Le 20 janvier 2025, dès son investiture en tant que 47e président des États-Unis, Trump a formulé sa volonté de taxer à hauteur de 25 % tous les produits en provenance du Mexique et du Canada, et de mettre en place une taxe douanière de 10 % sur ceux de l’UE, ainsi qu’une hausse de 10 % sur les produits chinois. Cette annonce soulève des interrogations, notamment sur la disparité des taux appliqués aux différentes régions.
Le Canada prêt à riposter
Le Canada, l’un des plus grands partenaires commerciaux des États-Unis, pourrait être particulièrement touché par cette taxe de 25 %, un impact qui risquerait de réduire son PIB de 2,6 % et de coûter en moyenne 1 900 dollars canadiens par an à chaque ménage, selon la Chambre de commerce canadienne. Toutefois, Ottawa est préparé à réagir. La ministre canadienne des Affaires étrangères, Mélanie Joly, a souligné que le Canada disposerait de mesures de riposte, sans entrer dans les détails. Une hausse des prix des produits canadiens exportés vers les États-Unis pourrait, par exemple, être envisagée.
Des enjeux bien au-delà de l’économie
Mais les taxes douanières de Trump ne sont pas uniquement motivées par des considérations économiques. En réalité, l’ancien président souhaite utiliser cette politique pour renforcer sa vision protectionniste. Lors de son discours d’investiture, Trump a évoqué des droits de douane « jusqu’à ce que les drogues, notamment le fentanyl, et l’immigration illégale cessent d’envahir notre pays ». En d’autres termes, cette démarche vise aussi à lutter contre la crise des opiacés et l’immigration clandestine. Trump espère également stimuler l’économie américaine, créer des emplois et réduire le déficit fédéral grâce à des recettes fiscales supplémentaires.

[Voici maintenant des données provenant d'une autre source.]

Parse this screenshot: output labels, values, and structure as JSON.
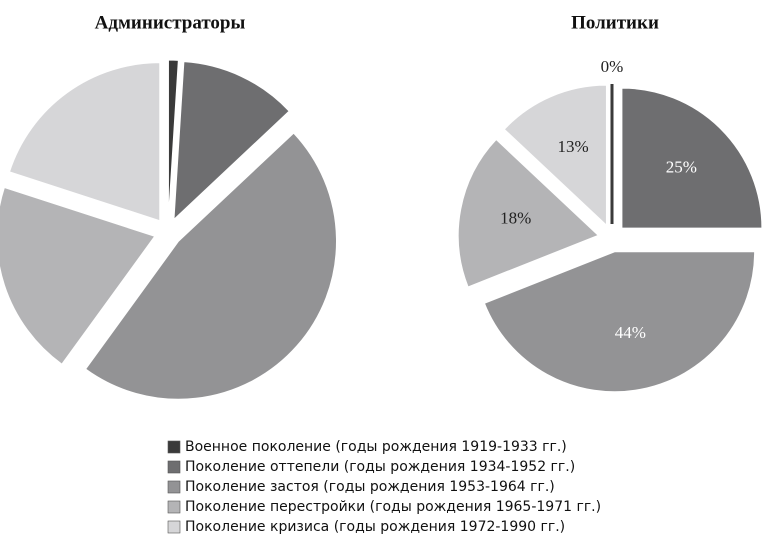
{
  "legend": [
    "Военное поколение (годы рождения 1919-1933 гг.)",
    "Поколение оттепели (годы рождения 1934-1952 гг.)",
    "Поколение застоя (годы рождения 1953-1964 гг.)",
    "Поколение перестройки (годы рождения 1965-1971 гг.)",
    "Поколение кризиса (годы рождения 1972-1990 гг.)"
  ],
  "colors": [
    "#3a3a3a",
    "#6e6e70",
    "#939395",
    "#b4b4b6",
    "#d6d6d8"
  ],
  "chart_data": [
    {
      "type": "pie",
      "title": "Администраторы",
      "values": [
        1,
        12,
        47,
        20,
        20
      ]
    },
    {
      "type": "pie",
      "title": "Политики",
      "values": [
        0,
        25,
        44,
        18,
        13
      ],
      "value_labels": [
        "0%",
        "25%",
        "44%",
        "18%",
        "13%"
      ]
    }
  ]
}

Cependant, cette approche pourrait avoir des conséquences imprévues. Les économistes soulignent que même si les baisses d’impôts annoncées par Trump visent à compenser l’impact pour les Américains, les consommateurs pourraient tout de même subir les répercussions de ces droits de douane.
L’Union européenne et le déficit commercial
Avec l’Union européenne, la relation commerciale est marquée par un déficit important. En 2023, ce déficit s’élevait à 131 milliards de dollars, et en janvier 2025, il atteignait 350 milliards de dollars. Trump reproche à l’UE de ne pas acheter suffisamment de produits agricoles ou de voitures américaines. Pour compenser, il envisage d’imposer des taxes douanières supplémentaires afin de rééquilibrer cette balance commerciale, tout en pressant l’UE d’augmenter ses importations de pétrole et de gaz américains.

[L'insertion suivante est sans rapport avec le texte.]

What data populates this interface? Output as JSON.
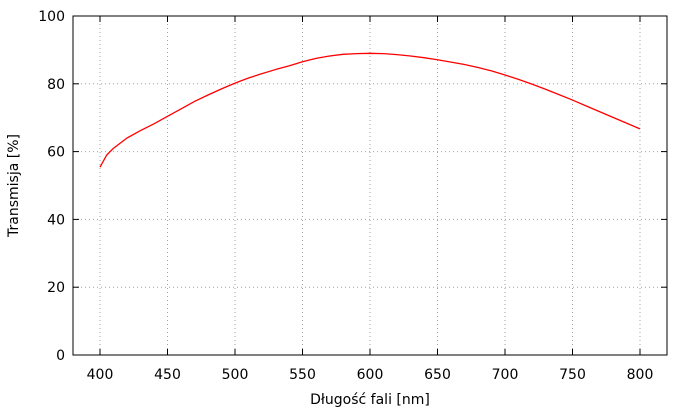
{
  "chart_data": {
    "type": "line",
    "title": "",
    "xlabel": "Długość fali [nm]",
    "ylabel": "Transmisja [%]",
    "xlim": [
      380,
      820
    ],
    "ylim": [
      0,
      100
    ],
    "xticks": [
      400,
      450,
      500,
      550,
      600,
      650,
      700,
      750,
      800
    ],
    "yticks": [
      0,
      20,
      40,
      60,
      80,
      100
    ],
    "grid": true,
    "legend": "none",
    "series": [
      {
        "color": "#ff0000",
        "x": [
          400,
          405,
          410,
          420,
          430,
          440,
          450,
          460,
          470,
          480,
          490,
          500,
          510,
          520,
          530,
          540,
          550,
          560,
          570,
          580,
          590,
          600,
          610,
          620,
          630,
          640,
          650,
          660,
          670,
          680,
          690,
          700,
          710,
          720,
          730,
          740,
          750,
          760,
          770,
          780,
          790,
          800
        ],
        "y": [
          55.4,
          59.0,
          61.0,
          64.0,
          66.2,
          68.2,
          70.4,
          72.6,
          74.8,
          76.7,
          78.5,
          80.2,
          81.7,
          83.0,
          84.2,
          85.3,
          86.5,
          87.5,
          88.2,
          88.7,
          88.9,
          89.0,
          88.9,
          88.6,
          88.2,
          87.7,
          87.1,
          86.4,
          85.7,
          84.8,
          83.8,
          82.6,
          81.3,
          79.9,
          78.4,
          76.8,
          75.2,
          73.5,
          71.8,
          70.1,
          68.4,
          66.7
        ]
      }
    ]
  }
}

La guerre commerciale avec la Chine se poursuit
Quant à la Chine, le différend commercial avec les États-Unis dure depuis plusieurs années. Trump entend augmenter les taxes douanières de 10 %, qui s’ajouteraient à celles déjà existantes. Le président américain a également évoqué des droits de douane pouvant atteindre 60 %, voire 200 % pour certains produits chinois, notamment ceux fabriqués au Mexique. L’objectif reste le même : obtenir de meilleurs accords commerciaux et relocaliser la production aux États-Unis.
Ainsi, à travers cette série de mesures douanières, Donald Trump cherche non seulement à protéger l’économie américaine, mais aussi à imposer une nouvelle dynamique sur la scène mondiale, au risque de déclencher des guerres commerciales avec ses principaux partenaires. Les conséquences de ces décisions se feront probablement sentir sur le long terme, tant pour les États-Unis que pour le reste du monde.